Spirit AeroSystems Holdings, Inc. says that it has reached a Memorandum of Understanding (MOU) with Boeing Co. This agreement includes open commercial issues connected to several programs and will last through 2022.
The MOU includes the 737 MAX and the 787 programs. Spirit AeroSystems Holdings, Inc. says that the MOU requires it to negotiate a Definitive Documentation in the third quarter of 2017. SPR says that it expects this to happen and that the agreement will help it reach long-term cash flow goals, which is great for SPR stock.
Spirit AeroSystems Holdings, Inc. notes that this agreement includes extending blocks through 1003 units to 1300 units. It also includes making a plan for block through line unit 1405. There is also a price stepdowns for the Boeing 787-9 and 787-10 through line unit 1405 in the agreement.
“As a result of the MOU, we have recognized a reach-forward loss of $353 million on the 787 program,” Tom Gentile, CEO of Spirit AeroSystems Holdings, Inc., said in a statement. “The agreement also includes a commitment from both organizations to work together on joint cost reduction efforts with financial incentives for both parties.”

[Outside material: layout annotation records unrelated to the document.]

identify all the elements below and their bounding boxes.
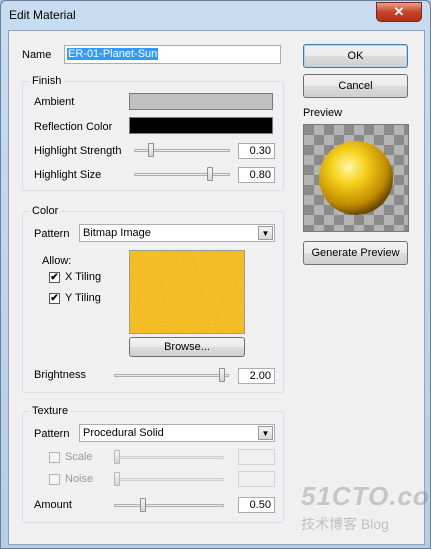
- amount-track[interactable]: [114, 504, 224, 507]
- scale-value: [238, 449, 275, 465]
- brightness-value[interactable]: 2.00: [238, 368, 275, 384]
- highlight-strength-label: Highlight Strength: [34, 145, 122, 157]
- allow-label: Allow:: [42, 255, 72, 267]
- color-pattern-select[interactable]: Bitmap Image ▼: [79, 224, 275, 242]
- ok-button[interactable]: OK: [303, 44, 408, 68]
- chevron-down-icon: ▼: [258, 226, 273, 240]
- reflection-color-swatch[interactable]: [129, 117, 273, 134]
- y-tiling-label: Y Tiling: [65, 292, 101, 304]
- noise-label: Noise: [65, 473, 94, 485]
- close-button[interactable]: ✕: [376, 2, 422, 22]
- highlight-size-value[interactable]: 0.80: [238, 167, 275, 183]
- dialog-body: Name ER-01-Planet-Sun OK Cancel Preview: [8, 30, 425, 545]
- noise-track[interactable]: [114, 478, 224, 481]
- window-title: Edit Material: [9, 8, 76, 22]
- highlight-strength-value[interactable]: 0.30: [238, 143, 275, 159]
- amount-label: Amount: [34, 499, 72, 511]
- amount-thumb[interactable]: [140, 498, 146, 512]
- scale-thumb[interactable]: [114, 450, 120, 464]
- check-icon: ✔: [50, 293, 59, 304]
- finish-title: Finish: [29, 75, 65, 87]
- reflection-color-label: Reflection Color: [34, 121, 113, 133]
- brightness-thumb[interactable]: [219, 368, 225, 382]
- color-pattern-value: Bitmap Image: [83, 227, 151, 239]
- noise-thumb[interactable]: [114, 472, 120, 486]
- texture-pattern-label: Pattern: [34, 428, 70, 440]
- name-label: Name: [22, 49, 52, 61]
- scale-checkbox[interactable]: [49, 452, 60, 463]
- x-tiling-checkbox[interactable]: ✔: [49, 272, 60, 283]
- highlight-size-label: Highlight Size: [34, 169, 102, 181]
- highlight-size-track[interactable]: [134, 173, 230, 176]
- bitmap-texture-image: [130, 251, 244, 333]
- generate-preview-button[interactable]: Generate Preview: [303, 241, 408, 265]
- name-value: ER-01-Planet-Sun: [67, 48, 159, 60]
- x-tiling-label: X Tiling: [65, 271, 102, 283]
- bitmap-thumbnail: [129, 250, 245, 334]
- brightness-track[interactable]: [114, 374, 229, 377]
- cancel-button[interactable]: Cancel: [303, 74, 408, 98]
- title-bar[interactable]: Edit Material ✕: [1, 1, 430, 29]
- brightness-label: Brightness: [34, 369, 86, 381]
- check-icon: ✔: [50, 272, 59, 283]
- texture-pattern-select[interactable]: Procedural Solid ▼: [79, 424, 275, 442]
- scale-track[interactable]: [114, 456, 224, 459]
- scale-label: Scale: [65, 451, 93, 463]
- edit-material-window: Edit Material ✕ Name ER-01-Planet-Sun OK…: [0, 0, 431, 549]
- texture-pattern-value: Procedural Solid: [83, 427, 164, 439]
- preview-label: Preview: [303, 107, 343, 119]
- name-input[interactable]: ER-01-Planet-Sun: [64, 45, 281, 64]
- watermark-subtitle: 技术博客 Blog: [301, 516, 389, 532]
- preview-sphere-render: [304, 125, 408, 231]
- y-tiling-checkbox[interactable]: ✔: [49, 293, 60, 304]
- color-pattern-label: Pattern: [34, 228, 70, 240]
- highlight-strength-thumb[interactable]: [148, 143, 154, 157]
- amount-value[interactable]: 0.50: [238, 497, 275, 513]
- noise-value: [238, 471, 275, 487]
- browse-button[interactable]: Browse...: [129, 337, 245, 357]
- preview-image: [303, 124, 409, 232]
- close-icon: ✕: [393, 4, 405, 19]
- watermark-logo: 51CTO.com: [301, 481, 431, 511]
- chevron-down-icon: ▼: [258, 426, 273, 440]
- texture-title: Texture: [29, 405, 72, 417]
- color-title: Color: [29, 205, 62, 217]
- ambient-label: Ambient: [34, 96, 75, 108]
- ambient-color-swatch[interactable]: [129, 93, 273, 110]
- noise-checkbox[interactable]: [49, 474, 60, 485]
- highlight-size-thumb[interactable]: [207, 167, 213, 181]
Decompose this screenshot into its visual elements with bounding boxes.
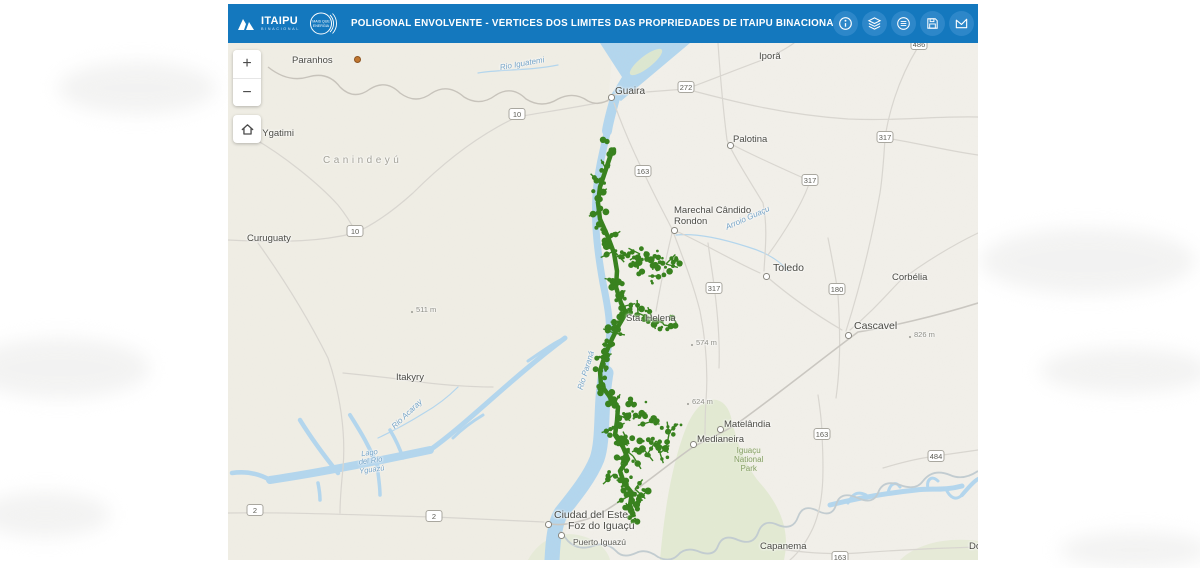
zoom-in-button[interactable]: + <box>233 50 261 78</box>
zoom-control: + − <box>233 50 261 106</box>
save-icon <box>925 16 940 31</box>
background-smudge <box>0 338 150 398</box>
itaipu-logo: ITAIPU BINACIONAL MAIS QUE ENERGIA <box>228 9 337 38</box>
home-icon <box>240 122 255 137</box>
svg-text:MAIS QUE: MAIS QUE <box>312 20 330 24</box>
energia-badge-art: MAIS QUE ENERGIA <box>308 9 337 38</box>
background-smudge <box>1060 532 1200 568</box>
background-smudge <box>1040 348 1200 393</box>
home-extent-button[interactable] <box>233 115 261 143</box>
background-smudge <box>980 228 1195 294</box>
info-button[interactable] <box>833 11 858 36</box>
itaipu-logo-mark <box>237 16 257 32</box>
svg-text:ENERGIA: ENERGIA <box>313 24 330 28</box>
draw-polygon-icon <box>954 16 969 31</box>
map-canvas[interactable]: ParanhosVilla YgatimiCuruguatyItakyryGua… <box>228 43 978 560</box>
logo-name: ITAIPU <box>261 16 300 27</box>
background-smudge <box>58 62 216 114</box>
page-title: POLIGONAL ENVOLVENTE - VÉRTICES DOS LIMI… <box>351 18 833 29</box>
legend-button[interactable] <box>891 11 916 36</box>
legend-icon <box>896 16 911 31</box>
app-header: ITAIPU BINACIONAL MAIS QUE ENERGIA POLIG… <box>228 4 978 43</box>
energia-badge: MAIS QUE ENERGIA <box>308 9 337 38</box>
save-button[interactable] <box>920 11 945 36</box>
layers-icon <box>867 16 882 31</box>
info-icon <box>838 16 853 31</box>
draw-polygon-button[interactable] <box>949 11 974 36</box>
zoom-out-button[interactable]: − <box>233 78 261 106</box>
background-smudge <box>0 492 110 537</box>
basemap-art <box>228 43 978 560</box>
terrain-texture <box>228 43 978 560</box>
layers-button[interactable] <box>862 11 887 36</box>
app-window: ITAIPU BINACIONAL MAIS QUE ENERGIA POLIG… <box>228 4 978 560</box>
logo-subname: BINACIONAL <box>261 28 300 32</box>
header-toolbar <box>833 11 978 36</box>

Spirit AeroSystems Holdings, Inc.’s deal with Boeing Co was announced in its earnings report for the second quarter of 2017. This includes earnings per share of $1.57 on revenue of $1.83 billion. This beats out Wall Street’s estimate for earnings per share of $1.21 on revenue of $1.75 billion.
SPR stock was up 15% as of Wednesday afternoon and is up 21% year-to-date.
As of this writing, William White did not hold a position in any of the aforementioned securities.